The four party Alliance has already agreed to get rid of property tax, which they plan to at least partially replace with a local property fee.

Reinfeldt said reducing the interest tax relief was just one option.

"I don't have a finished proposal, I have no calculations, and the crucial factor will be how the local property fee is designed and what income it gives," he told news agency TT.

The Christian Democrats' have proposed a local property fee of 2,800 kronor for a villa and 900 kronor for an apartment.

Leader Göran Hägglund said he didn't want to change the interest tax relief.

"I think that would make life harder for a lot of people, young people and others, when they want to buy and own their own property. That would of course be unfortunate," he said. But he agreed with Reinfeldt that the property tax should be financed by changes to other aspects of taxation on property.

Stellan Lundström, professor of property economics at the Royal Institute of Technology in Stockholm, says that reductions in interest tax relief could hit people who own apartments in major cities, and who have large mortgages.

"In relative terms it is the people with large mortgages on apartments in attractive locations that will be worst hit. But it would also affect house-owners in places like [expensive Stockholm suburb] Danderyd."

But Reinfeldt insisted that apartment owners shouldn't worry - the consequences of different taxation models would be carefully investigated.

"We need to weigh things up so that we don't have negative effects on particular groups, reduce predictability for them or upset their chances of supporting themselves.

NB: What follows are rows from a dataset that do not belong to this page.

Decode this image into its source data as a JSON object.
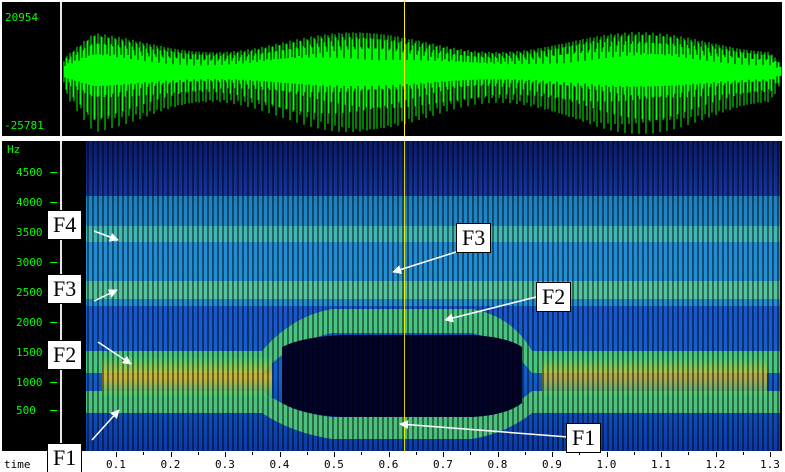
{
  "waveform": {
    "max_label": "20954",
    "min_label": "-25781",
    "color": "#00ff00"
  },
  "spectrogram": {
    "unit_label": "Hz",
    "y_ticks": [
      "4500",
      "4000",
      "3500",
      "3000",
      "2500",
      "2000",
      "1500",
      "1000",
      "500"
    ]
  },
  "time_axis": {
    "label": "time",
    "ticks": [
      "0.1",
      "0.2",
      "0.3",
      "0.4",
      "0.5",
      "0.6",
      "0.7",
      "0.8",
      "0.9",
      "1.0",
      "1.1",
      "1.2",
      "1.3"
    ]
  },
  "cursor": {
    "color": "#ffee00"
  },
  "annotations": {
    "F4_left": "F4",
    "F3_left": "F3",
    "F2_left": "F2",
    "F1_left": "F1",
    "F3_right": "F3",
    "F2_right": "F2",
    "F1_right": "F1"
  }
}
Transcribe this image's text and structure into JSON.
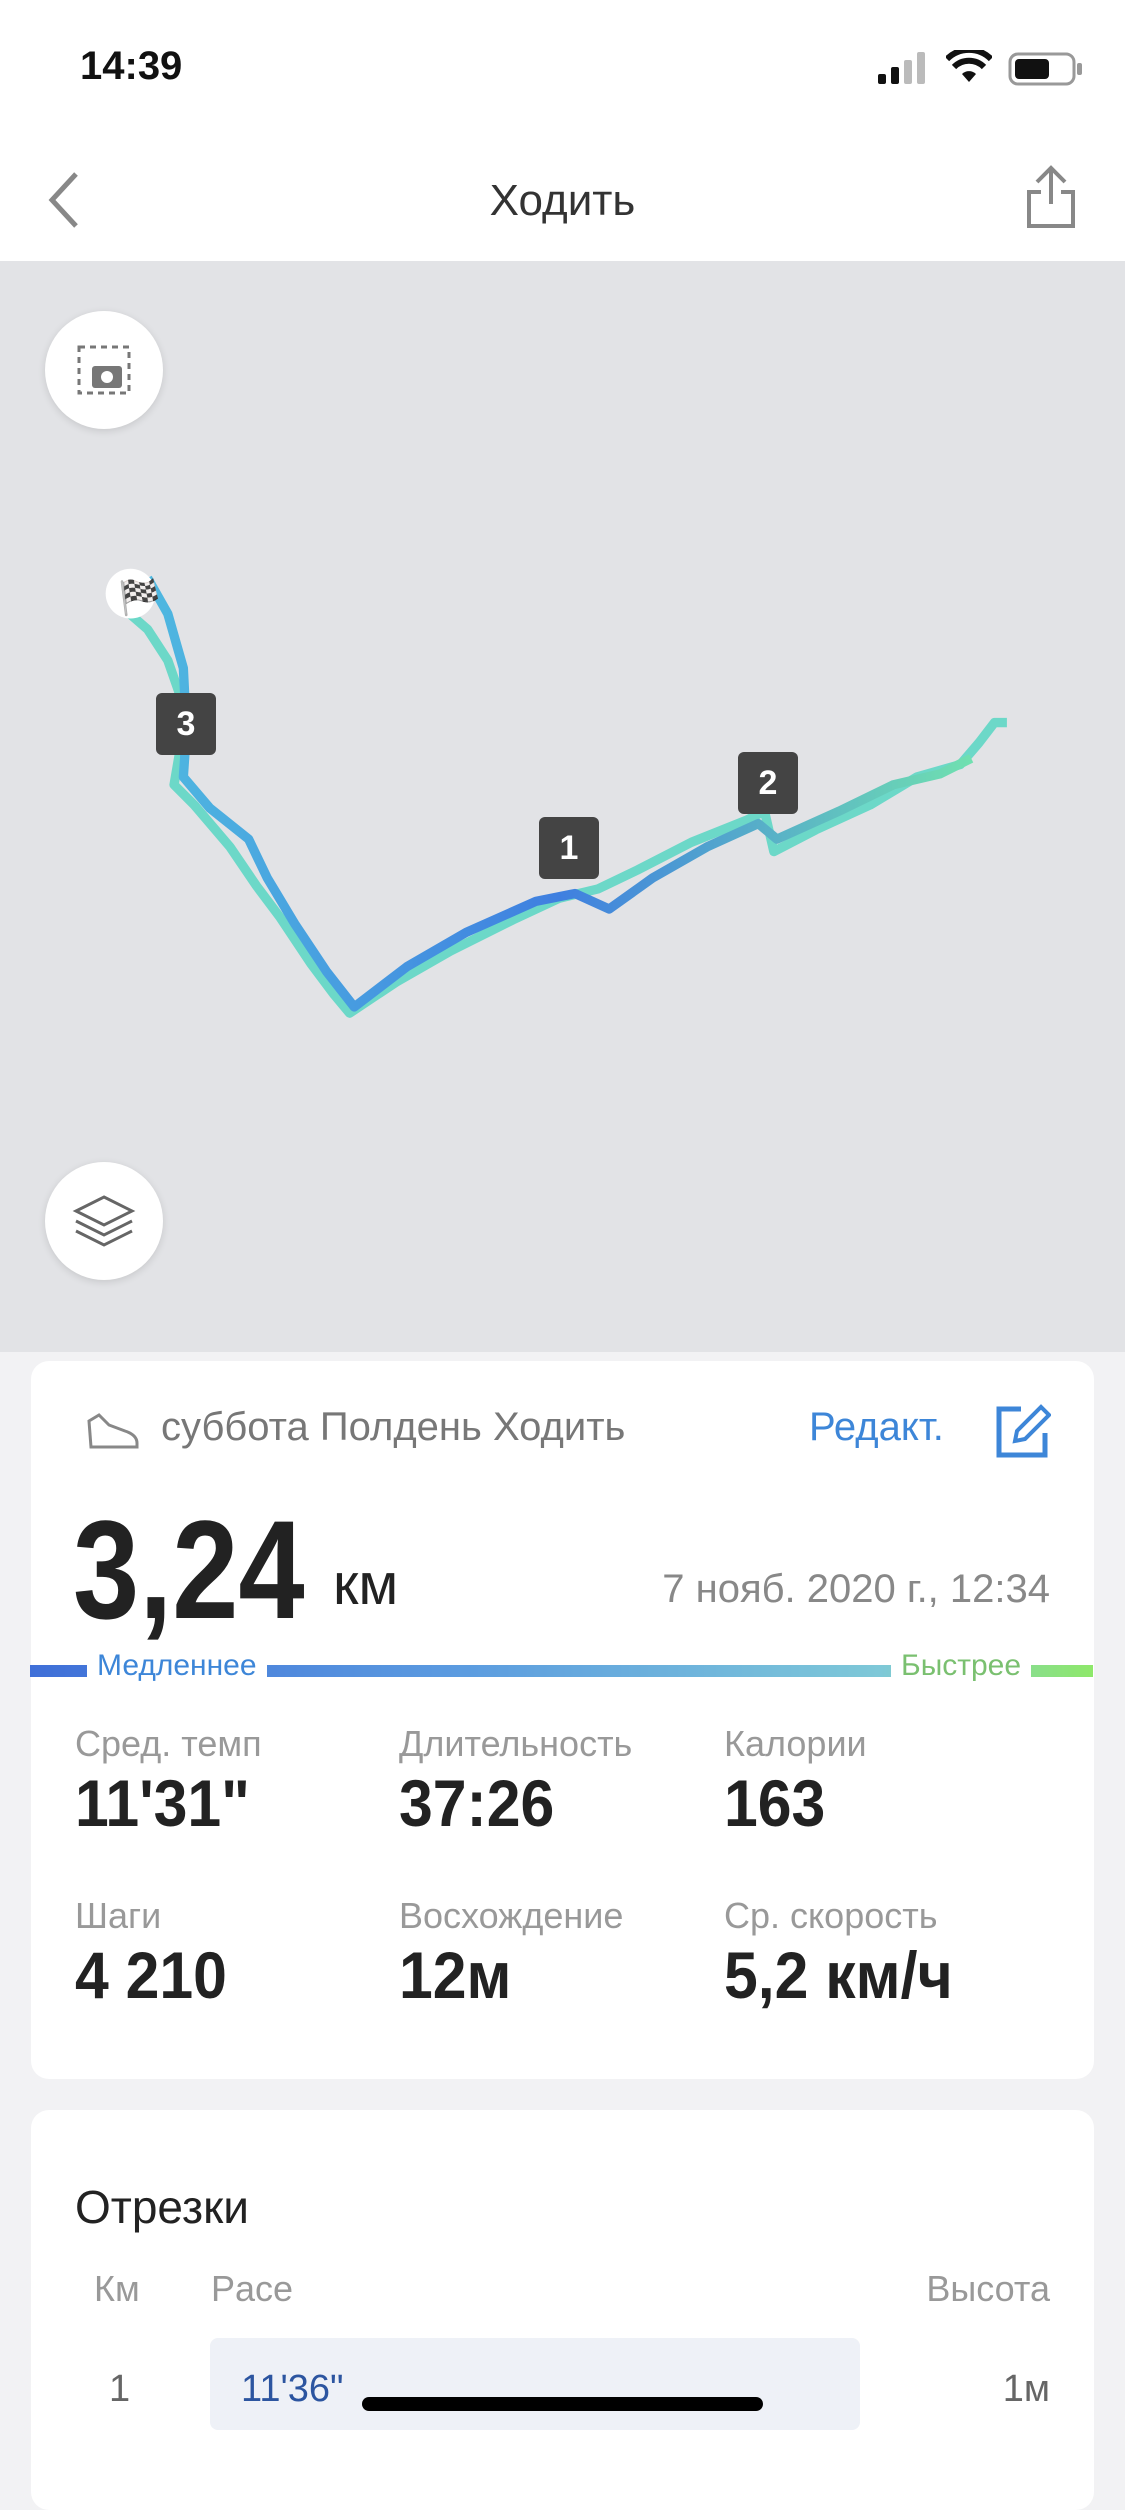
{
  "status_bar": {
    "time": "14:39"
  },
  "header": {
    "title": "Ходить",
    "back_icon": "chevron-left-icon",
    "share_icon": "share-icon"
  },
  "map": {
    "screenshot_icon": "camera-screenshot-icon",
    "layers_icon": "layers-icon",
    "markers": [
      "1",
      "2",
      "3"
    ],
    "finish_icon": "checkered-flag-icon"
  },
  "summary": {
    "activity_title": "суббота Полдень Ходить",
    "edit_label": "Редакт.",
    "distance": "3,24",
    "distance_unit": "км",
    "datetime": "7 нояб. 2020 г., 12:34",
    "slower_label": "Медленнее",
    "faster_label": "Быстрее",
    "colors": {
      "slow": "#3f6fd8",
      "fast": "#8ee86a",
      "accent": "#3d86d8"
    },
    "stats": [
      {
        "label": "Сред. темп",
        "value": "11'31\""
      },
      {
        "label": "Длительность",
        "value": "37:26"
      },
      {
        "label": "Калории",
        "value": "163"
      },
      {
        "label": "Шаги",
        "value": "4 210"
      },
      {
        "label": "Восхождение",
        "value": "12м"
      },
      {
        "label": "Ср. скорость",
        "value": "5,2 км/ч"
      }
    ]
  },
  "splits": {
    "title": "Отрезки",
    "columns": [
      "Км",
      "Pace",
      "Высота"
    ],
    "rows": [
      {
        "km": "1",
        "pace": "11'36\"",
        "elevation": "1м"
      }
    ]
  }
}
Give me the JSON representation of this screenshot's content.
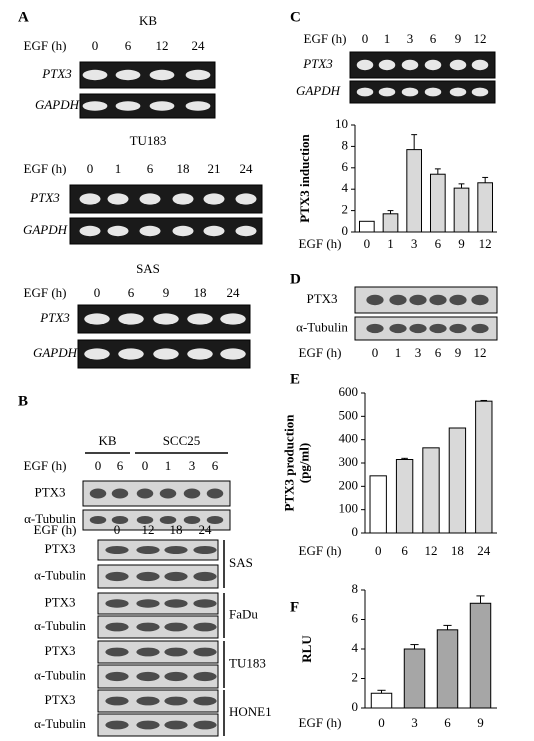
{
  "panel_labels": [
    "A",
    "B",
    "C",
    "D",
    "E",
    "F"
  ],
  "blots": [
    {
      "title": "KB",
      "lane_header": "EGF (h)",
      "lanes": [
        "0",
        "6",
        "12",
        "24"
      ],
      "rows": [
        "PTX3",
        "GAPDH"
      ]
    },
    {
      "title": "TU183",
      "lane_header": "EGF (h)",
      "lanes": [
        "0",
        "1",
        "6",
        "18",
        "21",
        "24"
      ],
      "rows": [
        "PTX3",
        "GAPDH"
      ]
    },
    {
      "title": "SAS",
      "lane_header": "EGF (h)",
      "lanes": [
        "0",
        "6",
        "9",
        "18",
        "24"
      ],
      "rows": [
        "PTX3",
        "GAPDH"
      ]
    },
    {
      "groups": [
        "KB",
        "SCC25"
      ],
      "lane_header": "EGF (h)",
      "lanes": [
        "0",
        "6",
        "0",
        "1",
        "3",
        "6"
      ],
      "rows": [
        "PTX3",
        "α-Tubulin"
      ]
    },
    {
      "lane_header": "EGF (h)",
      "lanes": [
        "0",
        "12",
        "18",
        "24"
      ],
      "cell_lines": [
        {
          "name": "SAS",
          "rows": [
            "PTX3",
            "α-Tubulin"
          ]
        },
        {
          "name": "FaDu",
          "rows": [
            "PTX3",
            "α-Tubulin"
          ]
        },
        {
          "name": "TU183",
          "rows": [
            "PTX3",
            "α-Tubulin"
          ]
        },
        {
          "name": "HONE1",
          "rows": [
            "PTX3",
            "α-Tubulin"
          ]
        }
      ]
    },
    {
      "lane_header": "EGF (h)",
      "lanes": [
        "0",
        "1",
        "3",
        "6",
        "9",
        "12"
      ],
      "rows": [
        "PTX3",
        "GAPDH"
      ]
    },
    {
      "lane_header": "EGF (h)",
      "lanes": [
        "0",
        "1",
        "3",
        "6",
        "9",
        "12"
      ],
      "rows": [
        "PTX3",
        "α-Tubulin"
      ]
    }
  ],
  "chart_data": [
    {
      "type": "bar",
      "x_label": "EGF (h)",
      "y_label": [
        "PTX3 induction"
      ],
      "categories": [
        "0",
        "1",
        "3",
        "6",
        "9",
        "12"
      ],
      "values": [
        1.0,
        1.7,
        7.7,
        5.4,
        4.1,
        4.6
      ],
      "errors": [
        null,
        0.3,
        1.4,
        0.5,
        0.4,
        0.5
      ],
      "colors": [
        "#ffffff",
        "#d9d9d9",
        "#d9d9d9",
        "#d9d9d9",
        "#d9d9d9",
        "#d9d9d9"
      ],
      "ylim": [
        0,
        10
      ],
      "yticks": [
        0,
        2,
        4,
        6,
        8,
        10
      ]
    },
    {
      "type": "bar",
      "x_label": "EGF (h)",
      "y_label": [
        "PTX3 production",
        "(pg/ml)"
      ],
      "categories": [
        "0",
        "6",
        "12",
        "18",
        "24"
      ],
      "values": [
        245,
        315,
        365,
        450,
        565
      ],
      "errors": [
        null,
        5,
        null,
        null,
        3
      ],
      "colors": [
        "#ffffff",
        "#d9d9d9",
        "#d9d9d9",
        "#d9d9d9",
        "#d9d9d9"
      ],
      "ylim": [
        0,
        600
      ],
      "yticks": [
        0,
        100,
        200,
        300,
        400,
        500,
        600
      ]
    },
    {
      "type": "bar",
      "x_label": "EGF (h)",
      "y_label": [
        "RLU"
      ],
      "categories": [
        "0",
        "3",
        "6",
        "9"
      ],
      "values": [
        1.0,
        4.0,
        5.3,
        7.1
      ],
      "errors": [
        0.2,
        0.3,
        0.3,
        0.5
      ],
      "colors": [
        "#ffffff",
        "#a6a6a6",
        "#a6a6a6",
        "#a6a6a6"
      ],
      "ylim": [
        0,
        8
      ],
      "yticks": [
        0,
        2,
        4,
        6,
        8
      ]
    }
  ]
}
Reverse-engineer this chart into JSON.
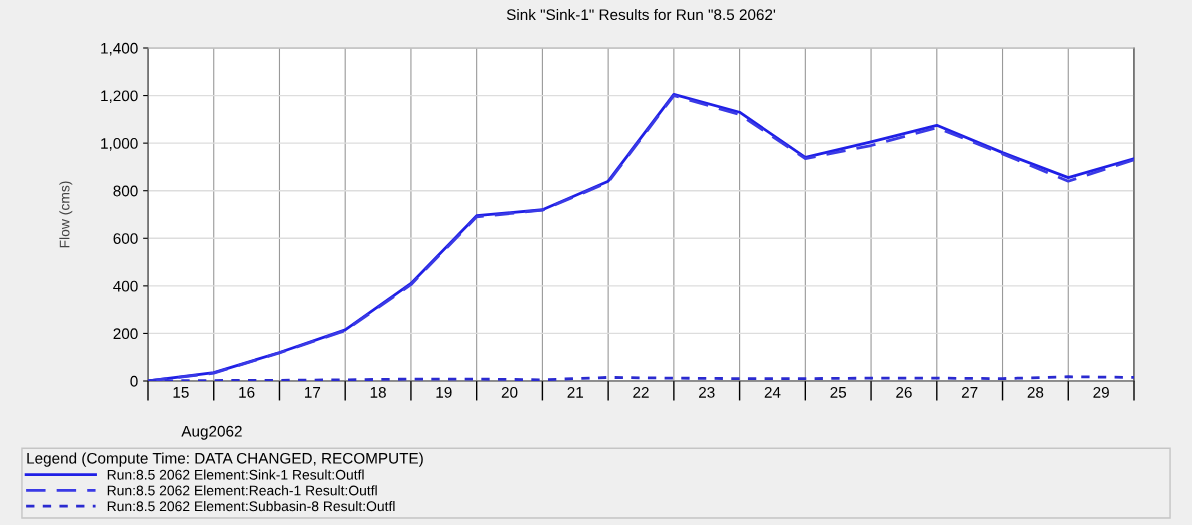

We don't want to replace an arbitrary tax with another form of arbitrariness," he said.

He also pointed out, however, that people who live in their own apartments or in houses in the cities will be the big beneficiaries when property tax is scrapped. Apartment owners will benefit from the Alliance's decision to get rid of taxation on tenant-owners associations and to abolish property tax for apartment blocks.

"This means in reality around 1,000 kronor per year in reduction," he said.

Göran Persson, Sweden's prime minister, said that mortgage interest tax relief is part of a robust tax system that shouldn't be changed.

"It is important that people who have taken out a mortgage to buy a home do not suddenly face changed circumstances. This is a condition for all young families who have put themselves in debt to buy a home," he said.

He declared himself surprised by Reinfeldt's suggestion to finance the abolition of property tax by reducing the tax relief.

"This means quite simply that people who live in really big houses and are getting on a bit get a big tax reduction, while people who are young and have just started out get big tax rises. That's a bad policy," Persson said.

The big losers would be young families with children who recently bought houses in the major urban areas, said Lars Kilander of Mälarsamfundet, which represents Swedish real estate agents.

"A combination of interest rate rises and a reduction in mortgage interest tax relief - that is a situation we absolutely don't want to see," he said.